Malgré ce qu'il pouvait facilement laisser penser, Jace n'était ni bête ni désintéressé de tout. Dire que la légèreté d'esprit qu'il affichait 90% du temps était un leurre aurait été un mensonge éhonté purement hypocrite, mais il ne fallait pas non plus croire que Jace était le petit con surexcité qui correspondait totalement à ce profil facile. Quand il s'en donnait la peine, Fortuna se montrait réfléchi. Ainsi, quand l'inconnue commença à lui dire qu'elle savait plusieurs choses sur elle, le blond prit le parti de se méfier. Il veilla à ne rien en montrer pour ne pas alerter la femme qui s'adressait à lui et se contenta d'afficher le sourire séducteur qu'il arborait la plupart du temps. Dire à l'enfant d'une famille aussi puissante que fortunée n'était en soi pas une très bonne idée. Combien d'adversaires économiques cherchaient les failles dans la famille Fortuna pour les exploiter à leur avantage, après tout ? Si Jace savait quelque chose du monde des affaires, c'était que beaucoup de requins étaient prêts à tout pour s'imposer sur un quelconque marché. L'inconnue voulait-elle l'intimider ? L'approcher pour nuire à ses parents ? Feignant de ne pas réfléchir à tout ça, Jace répondit de la façon la plus naturelle possible.
- En même temps vous n'avez pas dû trop trop vous fouler à chercher non plus, j'ai une page Facebook, Sherlock ! Ou vous êtes plutôt Watson ?
Il pencha la tête sur le côté, amusé. Sans manquer de répondre au clin d'oeil qu'elle lui adressa, Jace écouta la suite et se perdit une vague seconde sur le renflement que formait la poitrine de la blonde sous son chemisier blanc.
- Bien sûr, que je connais Bond ! Il faudrait sortir d'une grotte pour ne pas le connaître... Mais quel rapport avec moi ?
La suite lui fit tirer la moue. Pas par incrédulité (on pouvait difficilement être incrédule quand on était capable de refroidir son bain juste en pétant) mais par déception. Le ton qu'elle avait employé était semblable à celui qu'on aurait utiliser pour un gosse un peu crétin, avec une image littéraire qui l'était tout autant. Jace ne répondit pas tout de suite, regardant la main de l'inconnue filer dans sa poche. D'une vulgaire feuille, elle fit une souris, une vraie ! Sous la surprise -non feinte, pour le coup- Jace fit un bond en arrière et manqua de tomber du bureau sur lequel il était assis.

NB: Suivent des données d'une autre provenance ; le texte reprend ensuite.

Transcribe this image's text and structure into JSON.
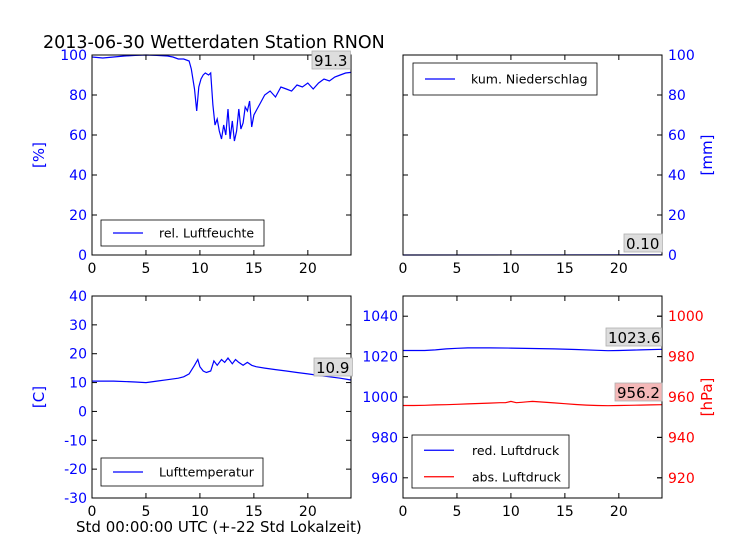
{
  "title": "2013-06-30 Wetterdaten Station RNON",
  "footer_label": "Std 00:00:00 UTC (+-22 Std Lokalzeit)",
  "colors": {
    "blue": "#0000ff",
    "red": "#ff0000",
    "axis": "#000000",
    "box_fill": "#dddddd"
  },
  "chart_data": [
    {
      "type": "line",
      "panel": "top-left",
      "ylabel": "[%]",
      "xlim": [
        0,
        24
      ],
      "ylim": [
        0,
        100
      ],
      "xticks": [
        0,
        5,
        10,
        15,
        20
      ],
      "yticks": [
        0,
        20,
        40,
        60,
        80,
        100
      ],
      "legend": "lower-center",
      "series": [
        {
          "name": "rel. Luftfeuchte",
          "color": "#0000ff",
          "x": [
            0,
            1,
            2,
            3,
            4,
            5,
            6,
            7,
            7.5,
            8,
            8.5,
            9,
            9.2,
            9.5,
            9.7,
            9.9,
            10.1,
            10.3,
            10.5,
            10.8,
            11,
            11.2,
            11.4,
            11.6,
            11.8,
            12,
            12.2,
            12.4,
            12.6,
            12.8,
            13,
            13.2,
            13.4,
            13.6,
            13.8,
            14,
            14.2,
            14.4,
            14.6,
            14.8,
            15,
            15.3,
            15.6,
            16,
            16.5,
            17,
            17.5,
            18,
            18.5,
            19,
            19.5,
            20,
            20.5,
            21,
            21.5,
            22,
            22.5,
            23,
            23.5,
            24
          ],
          "y": [
            99,
            98.5,
            99,
            99.5,
            99.8,
            100,
            99.8,
            99.5,
            99,
            98,
            98,
            97,
            93,
            83,
            72,
            84,
            88,
            90,
            91,
            90,
            91,
            75,
            65,
            68,
            62,
            58,
            65,
            60,
            73,
            58,
            67,
            57,
            62,
            73,
            63,
            66,
            74,
            72,
            77,
            64,
            70,
            73,
            76,
            80,
            82,
            79,
            84,
            83,
            82,
            85,
            84,
            86,
            83,
            86,
            88,
            87,
            89,
            90,
            91,
            91.3
          ]
        }
      ],
      "current_value": "91.3"
    },
    {
      "type": "line",
      "panel": "top-right",
      "ylabel": "[mm]",
      "xlim": [
        0,
        24
      ],
      "ylim": [
        0,
        100
      ],
      "xticks": [
        0,
        5,
        10,
        15,
        20
      ],
      "yticks": [
        0,
        20,
        40,
        60,
        80,
        100
      ],
      "legend": "upper-left",
      "series": [
        {
          "name": "kum. Niederschlag",
          "color": "#0000ff",
          "x": [
            0,
            24
          ],
          "y": [
            0,
            0.1
          ]
        }
      ],
      "current_value": "0.10"
    },
    {
      "type": "line",
      "panel": "bottom-left",
      "ylabel": "[C]",
      "xlim": [
        0,
        24
      ],
      "ylim": [
        -30,
        40
      ],
      "xticks": [
        0,
        5,
        10,
        15,
        20
      ],
      "yticks": [
        -30,
        -20,
        -10,
        0,
        10,
        20,
        30,
        40
      ],
      "legend": "lower-center",
      "series": [
        {
          "name": "Lufttemperatur",
          "color": "#0000ff",
          "x": [
            0,
            2,
            4,
            5,
            6,
            7,
            8,
            8.5,
            9,
            9.5,
            9.8,
            10,
            10.3,
            10.6,
            11,
            11.3,
            11.6,
            12,
            12.3,
            12.6,
            13,
            13.3,
            13.6,
            14,
            14.4,
            14.8,
            15.2,
            16,
            17,
            18,
            19,
            20,
            21,
            22,
            23,
            24
          ],
          "y": [
            10.5,
            10.5,
            10.2,
            10,
            10.5,
            11,
            11.5,
            12,
            13,
            16,
            18,
            15.5,
            14,
            13.5,
            14,
            17.5,
            16,
            18,
            17,
            18.5,
            16.5,
            18,
            17,
            16,
            17,
            16,
            15.5,
            15,
            14.5,
            14,
            13.5,
            13,
            12.5,
            12,
            11.5,
            10.9
          ]
        }
      ],
      "current_value": "10.9"
    },
    {
      "type": "line",
      "panel": "bottom-right",
      "ylabel": "[hPa]",
      "xlim": [
        0,
        24
      ],
      "ylim": [
        950,
        1050
      ],
      "ylim_right": [
        910,
        1010
      ],
      "xticks": [
        0,
        5,
        10,
        15,
        20
      ],
      "yticks": [
        960,
        980,
        1000,
        1020,
        1040
      ],
      "yticks_right": [
        920,
        940,
        960,
        980,
        1000
      ],
      "legend": "lower-left",
      "series": [
        {
          "name": "red. Luftdruck",
          "color": "#0000ff",
          "x": [
            0,
            2,
            3,
            4,
            5,
            6,
            8,
            10,
            12,
            14,
            16,
            18,
            19,
            20,
            22,
            24
          ],
          "y": [
            1023,
            1023,
            1023.3,
            1023.8,
            1024.1,
            1024.3,
            1024.3,
            1024.2,
            1024,
            1023.8,
            1023.5,
            1023.1,
            1022.9,
            1023,
            1023.3,
            1023.6
          ]
        },
        {
          "name": "abs. Luftdruck",
          "color": "#ff0000",
          "axis": "right",
          "x": [
            0,
            1,
            2,
            3,
            4,
            5,
            6,
            7,
            8,
            9,
            9.5,
            10,
            10.5,
            11,
            11.5,
            12,
            13,
            14,
            15,
            16,
            17,
            18,
            19,
            20,
            21,
            22,
            23,
            24
          ],
          "y": [
            955.8,
            955.8,
            955.9,
            956.1,
            956.2,
            956.4,
            956.6,
            956.8,
            957,
            957.2,
            957.2,
            957.8,
            957.2,
            957.4,
            957.6,
            957.8,
            957.5,
            957.1,
            956.7,
            956.3,
            956,
            955.8,
            955.7,
            955.8,
            955.9,
            956,
            956.1,
            956.2
          ]
        }
      ],
      "current_value_left": "1023.6",
      "current_value_right": "956.2"
    }
  ]
}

Pour un tour de magie, c'était un sacré tour de magie ! Ses yeux bleus s'écarquillèrent en grand quand il revint capter le regard de son interlocutrice. Au moins, elle savait utiliser ses effets !
- C-comment... Comment vous avez fait ça ? C'est vachement réussi comme tour de passe-passe !
Comment le prendre pour autre chose que de l'illusion, du close-up de magicien ? Même pour l'ESPer qu'était Fortuna, c'était dur de penser qu'il s'agissait là de véritable magie, comme par exemple celle des sorcières et des mages qu'on croisait dans les contes pour enfants. Le blondinet devait tout de même bien admettre que c'était bien fichu. Il prit quelques secondes pour reprendre contenance, et s'adressa à Amata après avoir retrouvé un peu de son habituelle superbe.
- Et alors, c'est quoi la suite ? Vous allez me dire que vous êtes la fille de Merlin l'Enchanteur et que vous appartenez à une organisation secrète qui emploie des gens comme vous ? Il rit, un peu hautain. Pour un peu, ça serait le scénario pour un tome d'Harry Potter ! Non, sérieusement ! Vous venez me trouver à la sortie des cours pour me lâcher un délire comme ça ? Vous avez la foi, vous !
Jace quitta le bureau sur lequel il se trouvait et fit quelques pas pour aller chercher son sac à dos, qu'il jeta sur son épaule d'un geste nonchalant avant de prendre la direction de la porte de la salle de musique, non sans se retourner pour adresser quelques mots supplémentaires à cette décidément curieuse fille en uniforme.
- Si vous voulez que je finance votre délire pour un livre ou je ne sais quoi, tentez de venir avec un décolleté plus plongeant et une jupe plus courte, la prochaine fois ! Mais je vous mets dix pour la mise en scène, c'était très réussi.
Il lui fit un clin d'oeil avant de tourner les talons, bien décidé à la planter sur place sans plus se soucier d'elle.